Todos sabemos que um dia morreremos, assim como aqueles a quem amamos, e justamente por isso evitamos falar no assunto. Pior, atribuímos ao princípio de proteção à vida tamanha aura de sacralidade que acabamos transformando algumas mortes, uma inevitabilidade do destino, num suplício.
Casos como o do cientista inglês David Goodall, que viajou à Suíça para poder valer-se de um serviço de suicídio assistido, são úteis por fomentar o debate sobre a eutanásia e outros temas tanatológicos.
Goodall, que morreu na quinta-feira (10), não sofria de nenhuma doença grave, mas tinha 104 anos e as limitações impostas pela idade faziam com que ele já não tivesse vontade de viver. Pode se concordar ou não com a decisão do provecto cientista, mas não vejo como opor-se à ideia de que ele é a parte legítima para fazer a escolha.
Paradoxalmente, são pouquíssimos os países cujas legislações autorizam uma pessoa saudável a obter ajuda médica para morrer. Um número um pouco menos reduzido permite esse tipo de auxílio no caso de doentes terminais.
O fato de não haver previsão legal não impede que médicos ajudem pessoas a morrer em todos os cantos do mundo. A diferença é que eles precisam recorrer às zonas cinzentas, como suspender tratamentos que poderiam prolongar a vida do paciente ou administrar altas doses de analgésicos, que, no limite, levam a uma parada respiratória.
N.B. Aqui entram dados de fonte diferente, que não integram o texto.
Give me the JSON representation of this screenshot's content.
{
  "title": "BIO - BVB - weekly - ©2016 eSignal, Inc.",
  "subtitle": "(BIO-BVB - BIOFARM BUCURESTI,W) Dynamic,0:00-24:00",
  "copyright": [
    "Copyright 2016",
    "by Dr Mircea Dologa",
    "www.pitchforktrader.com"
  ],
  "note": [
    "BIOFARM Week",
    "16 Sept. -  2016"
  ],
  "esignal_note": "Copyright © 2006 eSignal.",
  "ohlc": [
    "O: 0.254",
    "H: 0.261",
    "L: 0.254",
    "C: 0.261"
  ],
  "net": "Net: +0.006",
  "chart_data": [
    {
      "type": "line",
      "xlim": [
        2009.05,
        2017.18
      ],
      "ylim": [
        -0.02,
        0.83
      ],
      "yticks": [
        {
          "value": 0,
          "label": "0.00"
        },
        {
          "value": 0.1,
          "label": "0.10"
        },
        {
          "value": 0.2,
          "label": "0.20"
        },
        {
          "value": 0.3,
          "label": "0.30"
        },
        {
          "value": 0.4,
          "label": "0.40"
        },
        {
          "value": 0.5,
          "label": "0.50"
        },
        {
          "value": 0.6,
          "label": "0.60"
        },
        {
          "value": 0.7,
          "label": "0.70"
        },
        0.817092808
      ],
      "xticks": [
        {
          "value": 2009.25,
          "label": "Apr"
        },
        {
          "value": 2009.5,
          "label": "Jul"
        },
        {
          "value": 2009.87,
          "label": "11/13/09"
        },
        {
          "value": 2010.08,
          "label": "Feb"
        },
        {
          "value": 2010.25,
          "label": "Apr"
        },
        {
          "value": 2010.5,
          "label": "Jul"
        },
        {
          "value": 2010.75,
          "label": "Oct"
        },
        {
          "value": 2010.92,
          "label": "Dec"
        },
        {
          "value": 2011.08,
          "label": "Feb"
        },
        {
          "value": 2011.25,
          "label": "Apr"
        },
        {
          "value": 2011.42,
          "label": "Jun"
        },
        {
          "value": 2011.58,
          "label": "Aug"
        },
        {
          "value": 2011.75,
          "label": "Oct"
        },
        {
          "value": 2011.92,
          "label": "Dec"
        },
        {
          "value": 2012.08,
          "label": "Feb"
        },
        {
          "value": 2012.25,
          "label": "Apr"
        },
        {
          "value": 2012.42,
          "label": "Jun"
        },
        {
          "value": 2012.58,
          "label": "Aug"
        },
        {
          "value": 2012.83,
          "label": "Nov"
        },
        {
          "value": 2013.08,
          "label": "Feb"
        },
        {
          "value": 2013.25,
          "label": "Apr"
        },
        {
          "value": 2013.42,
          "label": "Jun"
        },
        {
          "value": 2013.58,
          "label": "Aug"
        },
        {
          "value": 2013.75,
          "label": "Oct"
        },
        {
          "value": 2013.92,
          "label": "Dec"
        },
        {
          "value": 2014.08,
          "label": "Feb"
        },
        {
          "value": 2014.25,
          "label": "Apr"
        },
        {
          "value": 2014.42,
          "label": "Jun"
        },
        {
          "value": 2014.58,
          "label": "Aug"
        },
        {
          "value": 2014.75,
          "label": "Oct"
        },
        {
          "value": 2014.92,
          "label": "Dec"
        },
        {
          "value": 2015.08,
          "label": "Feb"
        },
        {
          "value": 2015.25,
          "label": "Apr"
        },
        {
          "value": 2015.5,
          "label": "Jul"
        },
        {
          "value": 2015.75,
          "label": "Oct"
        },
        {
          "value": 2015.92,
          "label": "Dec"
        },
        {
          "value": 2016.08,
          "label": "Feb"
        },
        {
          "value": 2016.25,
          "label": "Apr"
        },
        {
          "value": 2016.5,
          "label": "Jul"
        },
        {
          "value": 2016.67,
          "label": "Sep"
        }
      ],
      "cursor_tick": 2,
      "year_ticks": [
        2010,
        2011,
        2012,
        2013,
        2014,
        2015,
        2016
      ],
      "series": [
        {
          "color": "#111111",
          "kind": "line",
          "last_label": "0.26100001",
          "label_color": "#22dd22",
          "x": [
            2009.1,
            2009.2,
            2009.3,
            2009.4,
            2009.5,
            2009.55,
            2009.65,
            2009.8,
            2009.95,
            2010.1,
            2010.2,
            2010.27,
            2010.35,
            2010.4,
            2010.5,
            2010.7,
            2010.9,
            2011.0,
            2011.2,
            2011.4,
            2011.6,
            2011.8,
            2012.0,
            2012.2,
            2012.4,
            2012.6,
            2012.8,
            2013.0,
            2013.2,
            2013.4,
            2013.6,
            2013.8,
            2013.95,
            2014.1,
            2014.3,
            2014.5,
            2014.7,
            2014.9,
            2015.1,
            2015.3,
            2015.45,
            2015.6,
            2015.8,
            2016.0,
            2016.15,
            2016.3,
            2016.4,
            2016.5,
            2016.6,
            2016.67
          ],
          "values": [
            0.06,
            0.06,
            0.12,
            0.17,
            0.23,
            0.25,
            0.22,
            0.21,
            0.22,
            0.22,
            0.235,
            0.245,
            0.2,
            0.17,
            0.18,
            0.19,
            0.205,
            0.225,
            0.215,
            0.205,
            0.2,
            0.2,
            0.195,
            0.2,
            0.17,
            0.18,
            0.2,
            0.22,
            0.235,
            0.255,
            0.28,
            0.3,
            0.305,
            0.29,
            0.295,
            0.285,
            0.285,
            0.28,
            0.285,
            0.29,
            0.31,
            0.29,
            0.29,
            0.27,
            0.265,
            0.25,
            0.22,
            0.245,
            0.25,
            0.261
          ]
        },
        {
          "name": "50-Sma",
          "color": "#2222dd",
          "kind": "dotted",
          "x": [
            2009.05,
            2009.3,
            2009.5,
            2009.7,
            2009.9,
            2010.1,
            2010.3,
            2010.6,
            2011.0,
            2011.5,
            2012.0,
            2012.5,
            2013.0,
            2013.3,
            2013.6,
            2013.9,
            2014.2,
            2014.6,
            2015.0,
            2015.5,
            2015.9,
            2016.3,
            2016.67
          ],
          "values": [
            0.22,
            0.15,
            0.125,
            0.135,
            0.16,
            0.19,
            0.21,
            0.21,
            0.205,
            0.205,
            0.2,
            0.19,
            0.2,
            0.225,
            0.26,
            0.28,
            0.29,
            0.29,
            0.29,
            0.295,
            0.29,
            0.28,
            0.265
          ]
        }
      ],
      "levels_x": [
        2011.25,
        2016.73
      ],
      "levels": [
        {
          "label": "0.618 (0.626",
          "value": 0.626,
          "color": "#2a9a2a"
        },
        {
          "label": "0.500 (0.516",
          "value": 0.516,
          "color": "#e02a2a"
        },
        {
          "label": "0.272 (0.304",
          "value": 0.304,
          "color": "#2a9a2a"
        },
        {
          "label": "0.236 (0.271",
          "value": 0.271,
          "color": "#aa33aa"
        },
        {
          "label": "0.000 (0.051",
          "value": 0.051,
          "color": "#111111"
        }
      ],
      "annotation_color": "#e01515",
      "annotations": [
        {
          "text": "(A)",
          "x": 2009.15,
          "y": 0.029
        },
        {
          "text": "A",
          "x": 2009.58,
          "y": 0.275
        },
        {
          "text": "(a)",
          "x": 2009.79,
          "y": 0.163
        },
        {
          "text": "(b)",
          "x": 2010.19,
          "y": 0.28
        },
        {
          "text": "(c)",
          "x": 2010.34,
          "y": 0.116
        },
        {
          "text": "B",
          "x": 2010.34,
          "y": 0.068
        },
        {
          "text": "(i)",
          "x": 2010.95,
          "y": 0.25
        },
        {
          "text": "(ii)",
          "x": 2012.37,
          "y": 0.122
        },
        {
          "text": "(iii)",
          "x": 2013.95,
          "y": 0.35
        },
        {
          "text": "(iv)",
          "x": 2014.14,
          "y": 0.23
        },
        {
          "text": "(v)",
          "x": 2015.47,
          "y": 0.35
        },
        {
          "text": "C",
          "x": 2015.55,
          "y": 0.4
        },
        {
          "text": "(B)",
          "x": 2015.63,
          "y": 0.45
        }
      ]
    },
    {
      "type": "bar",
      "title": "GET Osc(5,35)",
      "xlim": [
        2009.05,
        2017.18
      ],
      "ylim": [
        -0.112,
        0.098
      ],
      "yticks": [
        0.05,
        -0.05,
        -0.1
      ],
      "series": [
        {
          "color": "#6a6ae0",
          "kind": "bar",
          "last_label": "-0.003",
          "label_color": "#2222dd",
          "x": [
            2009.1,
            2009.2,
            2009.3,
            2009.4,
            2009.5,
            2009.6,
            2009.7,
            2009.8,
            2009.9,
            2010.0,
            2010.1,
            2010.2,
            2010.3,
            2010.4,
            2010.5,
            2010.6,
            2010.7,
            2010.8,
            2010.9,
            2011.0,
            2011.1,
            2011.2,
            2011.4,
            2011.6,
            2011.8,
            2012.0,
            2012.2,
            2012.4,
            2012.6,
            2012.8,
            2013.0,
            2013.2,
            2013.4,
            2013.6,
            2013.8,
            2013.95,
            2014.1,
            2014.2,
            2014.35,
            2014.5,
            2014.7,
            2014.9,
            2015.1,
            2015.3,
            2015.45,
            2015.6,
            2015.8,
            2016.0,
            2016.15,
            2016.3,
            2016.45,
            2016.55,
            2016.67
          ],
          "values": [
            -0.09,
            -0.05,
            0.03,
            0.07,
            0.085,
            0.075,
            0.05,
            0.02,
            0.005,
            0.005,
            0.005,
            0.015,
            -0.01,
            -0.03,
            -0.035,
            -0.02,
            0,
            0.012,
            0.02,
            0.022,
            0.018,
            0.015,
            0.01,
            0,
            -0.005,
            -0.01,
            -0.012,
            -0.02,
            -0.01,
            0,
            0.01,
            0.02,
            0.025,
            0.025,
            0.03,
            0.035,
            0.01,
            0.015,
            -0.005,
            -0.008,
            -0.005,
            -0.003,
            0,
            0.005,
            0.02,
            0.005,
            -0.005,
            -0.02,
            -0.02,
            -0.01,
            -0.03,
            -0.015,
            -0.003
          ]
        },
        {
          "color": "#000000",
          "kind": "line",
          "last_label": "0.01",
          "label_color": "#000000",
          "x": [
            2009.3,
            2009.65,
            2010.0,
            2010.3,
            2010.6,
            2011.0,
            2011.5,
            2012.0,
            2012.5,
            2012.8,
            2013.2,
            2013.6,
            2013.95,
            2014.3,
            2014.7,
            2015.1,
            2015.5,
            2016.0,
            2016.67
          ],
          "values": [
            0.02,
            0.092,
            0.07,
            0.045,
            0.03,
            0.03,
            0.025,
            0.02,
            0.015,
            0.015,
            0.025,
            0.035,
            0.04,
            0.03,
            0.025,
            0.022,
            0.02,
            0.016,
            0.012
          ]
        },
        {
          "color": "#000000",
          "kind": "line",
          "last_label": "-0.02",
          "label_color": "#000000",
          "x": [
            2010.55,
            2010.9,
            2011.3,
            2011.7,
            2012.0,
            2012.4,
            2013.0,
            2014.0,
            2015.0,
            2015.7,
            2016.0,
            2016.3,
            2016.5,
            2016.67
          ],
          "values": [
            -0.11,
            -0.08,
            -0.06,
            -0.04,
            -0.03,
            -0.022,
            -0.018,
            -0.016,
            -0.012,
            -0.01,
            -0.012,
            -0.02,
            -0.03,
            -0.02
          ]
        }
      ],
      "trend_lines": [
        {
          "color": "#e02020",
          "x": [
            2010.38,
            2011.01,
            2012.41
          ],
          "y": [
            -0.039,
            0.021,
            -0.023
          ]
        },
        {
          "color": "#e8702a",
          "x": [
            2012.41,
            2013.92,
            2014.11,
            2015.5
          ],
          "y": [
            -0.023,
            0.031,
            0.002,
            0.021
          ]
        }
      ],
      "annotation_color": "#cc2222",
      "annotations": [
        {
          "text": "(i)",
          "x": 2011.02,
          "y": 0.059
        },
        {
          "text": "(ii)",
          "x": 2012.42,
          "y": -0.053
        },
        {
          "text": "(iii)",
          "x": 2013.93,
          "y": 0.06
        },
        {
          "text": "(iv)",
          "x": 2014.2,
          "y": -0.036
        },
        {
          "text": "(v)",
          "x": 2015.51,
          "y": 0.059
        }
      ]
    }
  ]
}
O problema com essas soluções informais é que elas reduzem a autonomia do paciente, que deveria ter o direito de articular suas escolhas, e acrescentam uma boa dose de hipocrisia à morte.
O resultado prático pode chegar à beira do ridículo. Mesmo no Brasil, é legal deixar que um paciente morra sem ar ou de inanição descontinuando um tratamento, mas é terminantemente proibido ministrar-lhe uma droga que produziria o mesmo efeito com muito mais conforto. É levar o essencialismo longe demais.